Jianwei Yang
Publications
UniT: Unified Multimodal Chain-of-Thought Test-time Scaling
Unified models can handle both multimodal understanding and generation within a single architecture, yet they typically operate in a single pass without iteratively refining their outputs. Many multimodal tasks, especially those involving complex spatial compositions, multiple interacting objects, or evolving instructions, require decomposing instructions, verifying intermediate results, and making iterative corrections. While test-time scaling (TTS) has demonstrated that allocating additional inference compute for iterative reasoning substantially improves language model performance, extending this paradigm to unified multimodal models remains an open challenge. We introduce UniT, a framework for multimodal chain-of-thought test-time scaling that enables a single unified model to reason, verify, and refine across multiple rounds. UniT combines agentic data synthesis, unified model training, and flexible test-time inference to elicit cognitive behaviors including verification, subgoal decomposition, and content memory. Our key findings are: (1) unified models trained on short reasoning trajectories generalize to longer inference chains at test time; (2) sequential chain-of-thought reasoning provides a more scalable and compute-efficient TTS strategy than parallel sampling; (3) training on generation and editing trajectories improves out-of-distribution visual reasoning. These results establish multimodal test-time scaling as an effective paradigm for advancing both generation and understanding in unified models.
Learning Sparse Visual Representations via Spatial-Semantic Factorization
Self-supervised learning (SSL) faces a fundamental conflict between semantic understanding and image reconstruction. High-level semantic SSL (e.g., DINO) relies on global tokens that are forced to be location-invariant for augmentation alignment, a process that inherently discards the spatial coordinates required for reconstruction. Conversely, generative SSL (e.g., MAE) preserves dense feature grids for reconstruction but fails to produce high-level abstractions. We introduce STELLAR, a framework that resolves this tension by factorizing visual features into a low-rank product of semantic concepts and their spatial distributions. This disentanglement allows us to perform DINO-style augmentation alignment on the semantic tokens while maintaining the precise spatial mapping in the localization matrix necessary for pixel-level reconstruction. We demonstrate that as few as 16 sparse tokens under this factorized form are sufficient to simultaneously support high-quality reconstruction (2.60 FID) and match the semantic performance of dense backbones (79.10% ImageNet accuracy). Our results highlight STELLAR as a versatile sparse representation that bridges the gap between discriminative and generative vision by strategically separating semantic identity from spatial geometry. Code available at https://aka.ms/stellar.

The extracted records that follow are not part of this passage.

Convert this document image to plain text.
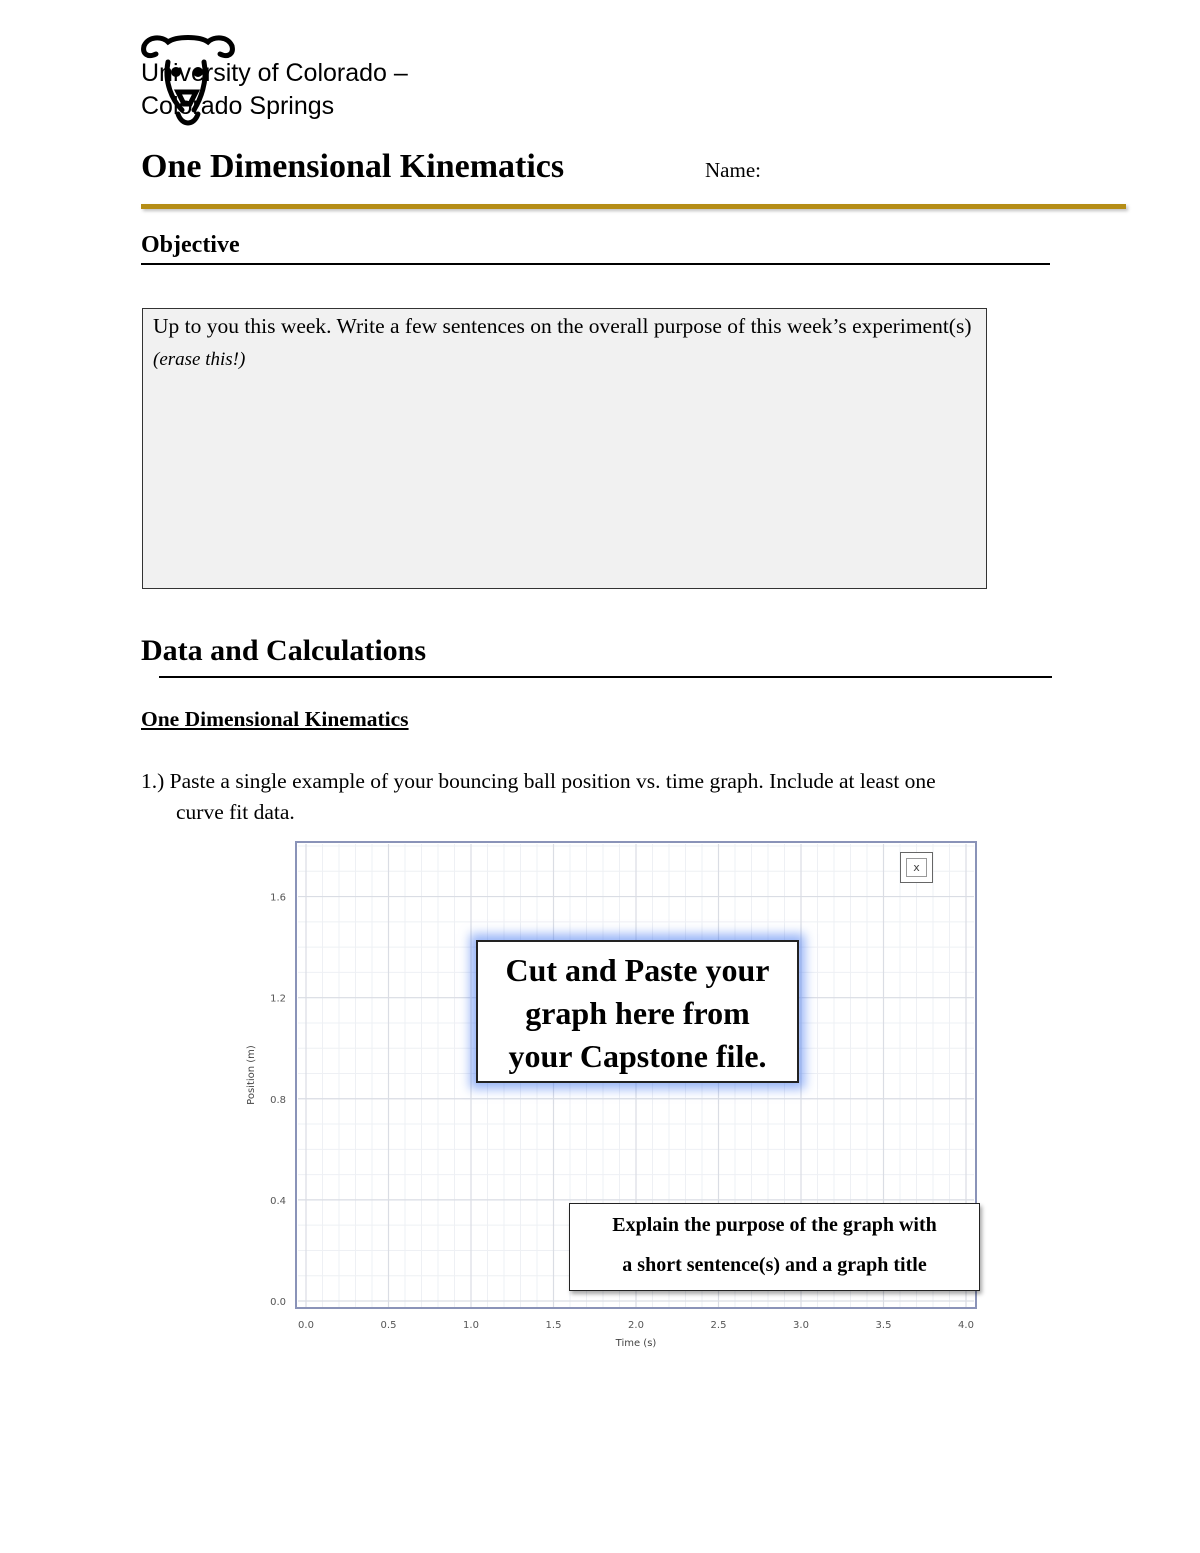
University of Colorado –
Colorado Springs
One Dimensional Kinematics	Name:
Objective
Up to you this week. Write a few sentences on the overall purpose of this week’s experiment(s) (erase this!)
Data and Calculations
One Dimensional Kinematics
1.) Paste a single example of your bouncing ball position vs. time graph. Include at least one
curve fit data.
0.0	0.5	1.0	1.5	2.0	2.5	3.0	3.5	4.0
0.0
0.4
0.8
1.2
1.6
Time (s)
Position (m)
x
Cut and Paste your
graph here from
your Capstone file.
Explain the purpose of the graph with
a short sentence(s) and a graph title
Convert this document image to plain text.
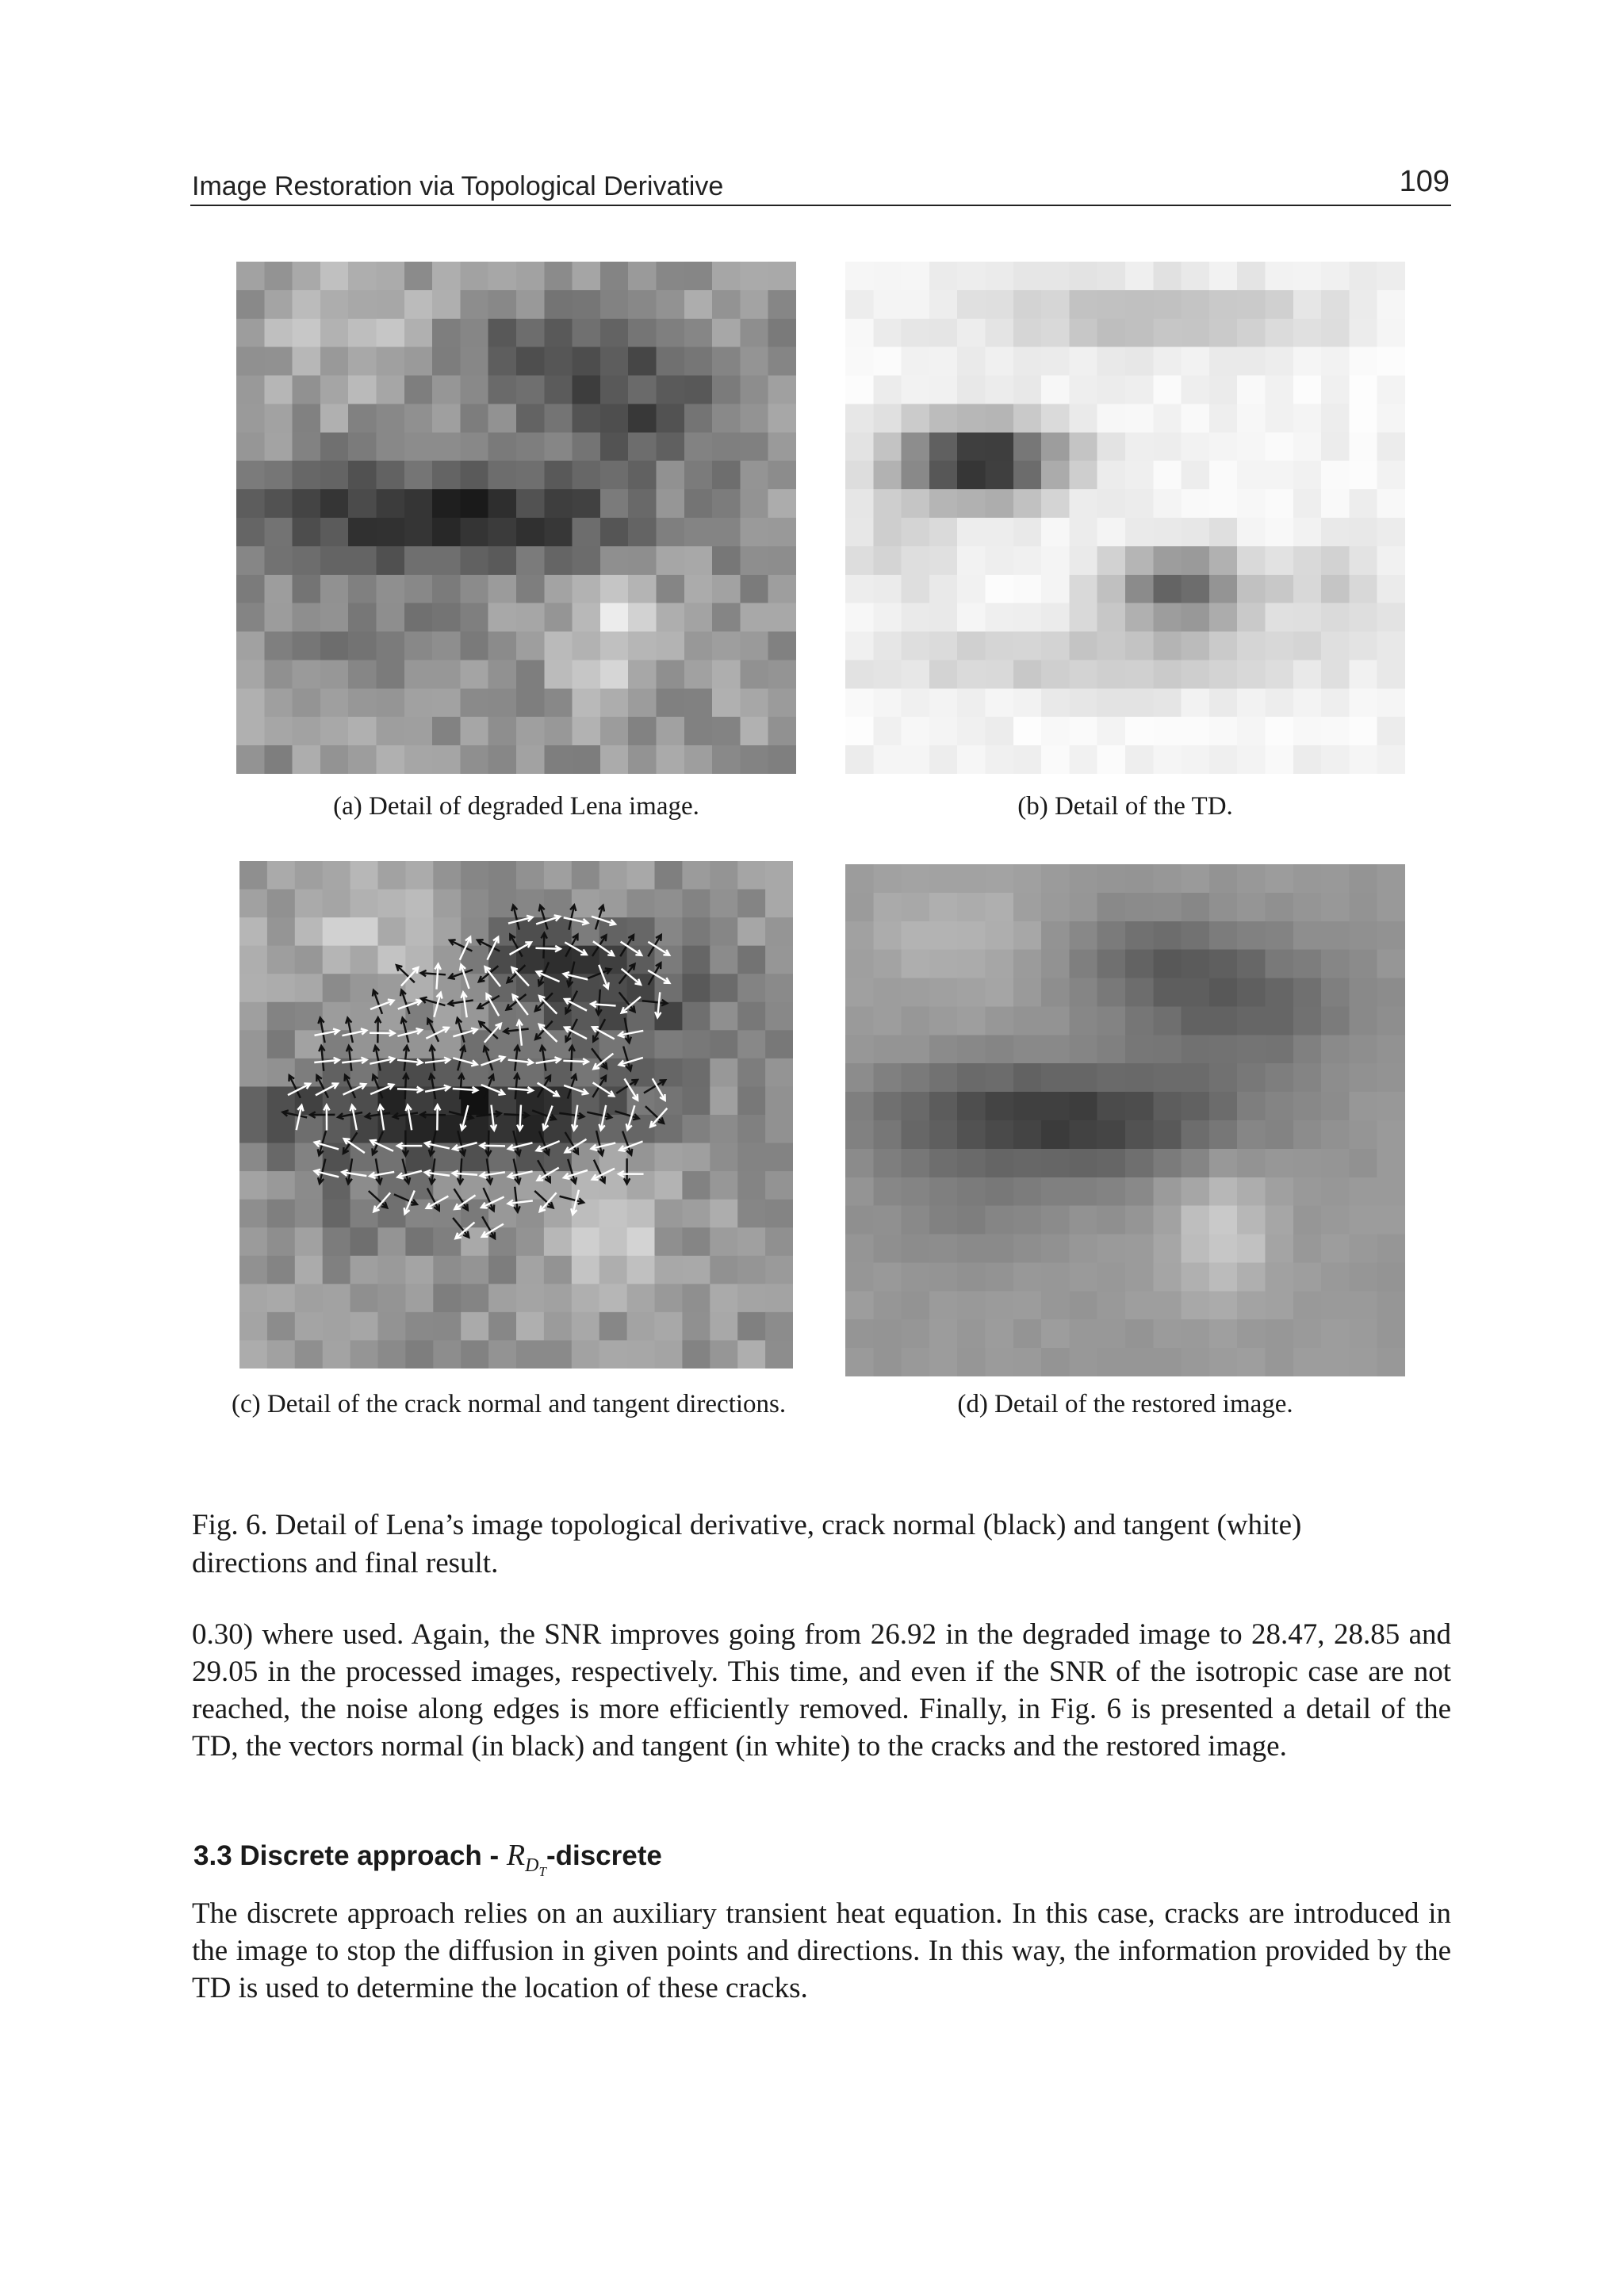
Image Restoration via Topological Derivative	109
(a) Detail of degraded Lena image.	(b) Detail of the TD.
(c) Detail of the crack normal and tangent directions.	(d) Detail of the restored image.
Fig. 6. Detail of Lena’s image topological derivative, crack normal (black) and tangent (white) directions and final result.

0.30) where used. Again, the SNR improves going from 26.92 in the degraded image to 28.47, 28.85 and 29.05 in the processed images, respectively. This time, and even if the SNR of the isotropic case are not reached, the noise along edges is more efficiently removed. Finally, in Fig. 6 is presented a detail of the TD, the vectors normal (in black) and tangent (in white) to the cracks and the restored image.

3.3 Discrete approach - $R_{D_T}$-discrete

The discrete approach relies on an auxiliary transient heat equation. In this case, cracks are introduced in the image to stop the diffusion in given points and directions. In this way, the information provided by the TD is used to determine the location of these cracks.
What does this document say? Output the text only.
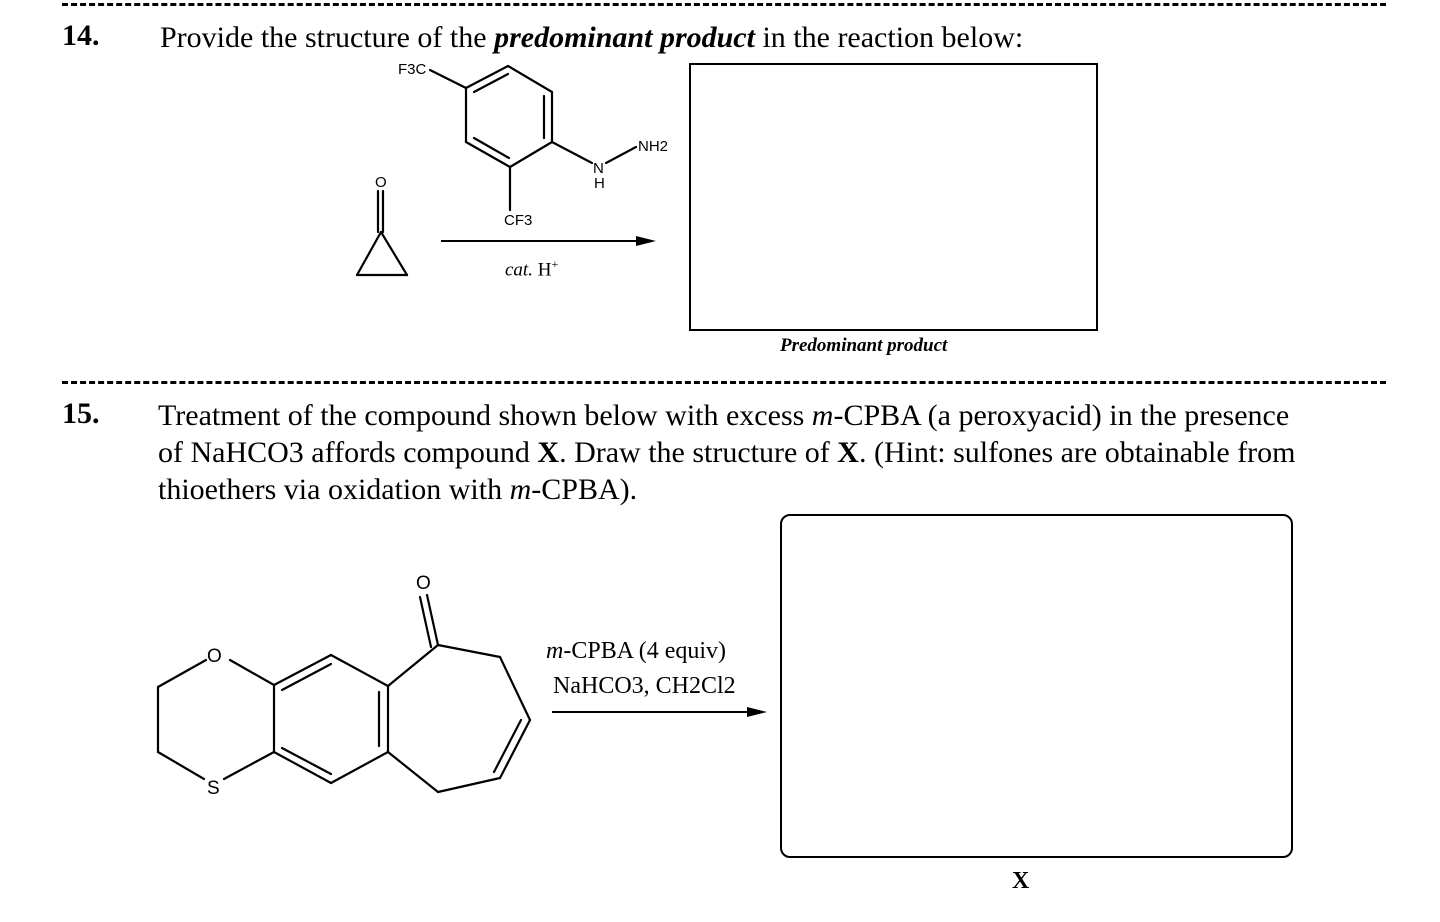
14. Provide the structure of the predominant product in the reaction below:
F3C
NH2
N
H
CF3
O
cat. H+
Predominant product
15. Treatment of the compound shown below with excess m-CPBA (a peroxyacid) in the presence
of NaHCO3 affords compound X. Draw the structure of X. (Hint: sulfones are obtainable from
thioethers via oxidation with m-CPBA).
O
O
S
m-CPBA (4 equiv)
NaHCO3, CH2Cl2
X
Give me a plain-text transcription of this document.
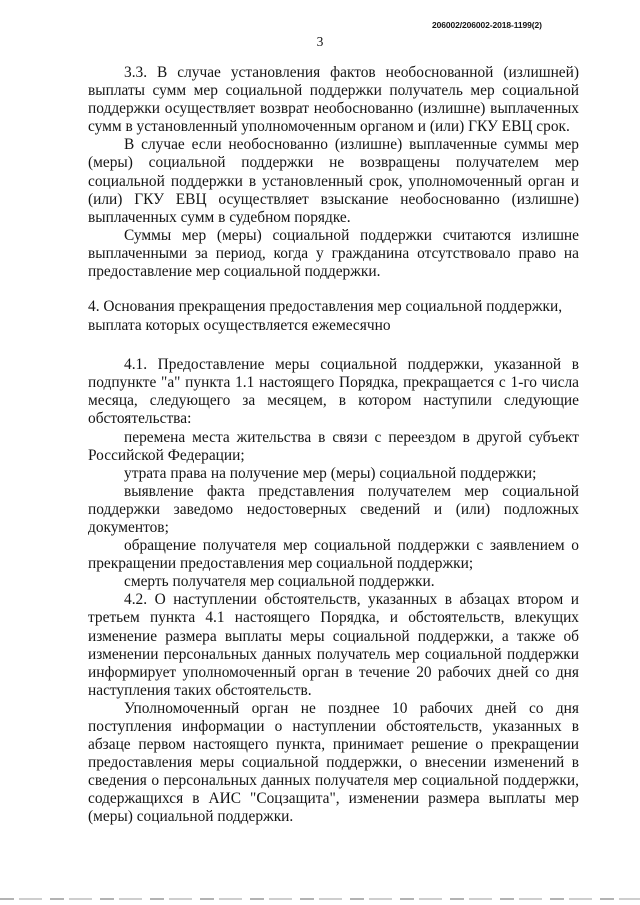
206002/206002-2018-1199(2)
3

3.3. В случае установления фактов необоснованной (излишней) выплаты сумм мер социальной поддержки получатель мер социальной поддержки осуществляет возврат необоснованно (излишне) выплаченных сумм в установленный уполномоченным органом и (или) ГКУ ЕВЦ срок.

В случае если необоснованно (излишне) выплаченные суммы мер (меры) социальной поддержки не возвращены получателем мер социальной поддержки в установленный срок, уполномоченный орган и (или) ГКУ ЕВЦ осуществляет взыскание необоснованно (излишне) выплаченных сумм в судебном порядке.

Суммы мер (меры) социальной поддержки считаются излишне выплаченными за период, когда у гражданина отсутствовало право на предоставление мер социальной поддержки.

4. Основания прекращения предоставления мер социальной поддержки,
выплата которых осуществляется ежемесячно

4.1. Предоставление меры социальной поддержки, указанной в подпункте "а" пункта 1.1 настоящего Порядка, прекращается с 1-го числа месяца, следующего за месяцем, в котором наступили следующие обстоятельства:

перемена места жительства в связи с переездом в другой субъект Российской Федерации;

утрата права на получение мер (меры) социальной поддержки;

выявление факта представления получателем мер социальной поддержки заведомо недостоверных сведений и (или) подложных документов;

обращение получателя мер социальной поддержки с заявлением о прекращении предоставления мер социальной поддержки;

смерть получателя мер социальной поддержки.

4.2. О наступлении обстоятельств, указанных в абзацах втором и третьем пункта 4.1 настоящего Порядка, и обстоятельств, влекущих изменение размера выплаты меры социальной поддержки, а также об изменении персональных данных получатель мер социальной поддержки информирует уполномоченный орган в течение 20 рабочих дней со дня наступления таких обстоятельств.

Уполномоченный орган не позднее 10 рабочих дней со дня поступления информации о наступлении обстоятельств, указанных в абзаце первом настоящего пункта, принимает решение о прекращении предоставления меры социальной поддержки, о внесении изменений в сведения о персональных данных получателя мер социальной поддержки, содержащихся в АИС "Соцзащита", изменении размера выплаты мер (меры) социальной поддержки.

Provable Defense Framework for LLM Jailbreaks via Noise-Augumented Alignment
Large Language Models (LLMs) remain vulnerable to adaptive jailbreaks that easily bypass empirical defenses like GCG. We propose a framework for certifiable robustness that shifts safety guarantees from single-pass inference to the statistical stability of an ensemble. We introduce Certified Semantic Smoothing (CSS) via Stratified Randomized Ablation, a technique that partitions inputs into immutable structural prompts and mutable payloads to derive rigorous lo norm guarantees using the Hypergeometric distribution. To resolve performance degradation on sparse contexts, we employ Noise-Augmented Alignment Tuning (NAAT), which transforms the base model into a semantic denoiser. Extensive experiments on Llama-3 show that our method reduces the Attack Success Rate of gradient-based attacks from 84.2% to 1.2% while maintaining 94.1% benign utility, significantly outperforming character-level baselines which degrade utility to 74.3%. This framework provides a deterministic certificate of safety, ensuring that a model remains robust against all adversarial variants within a provable radius.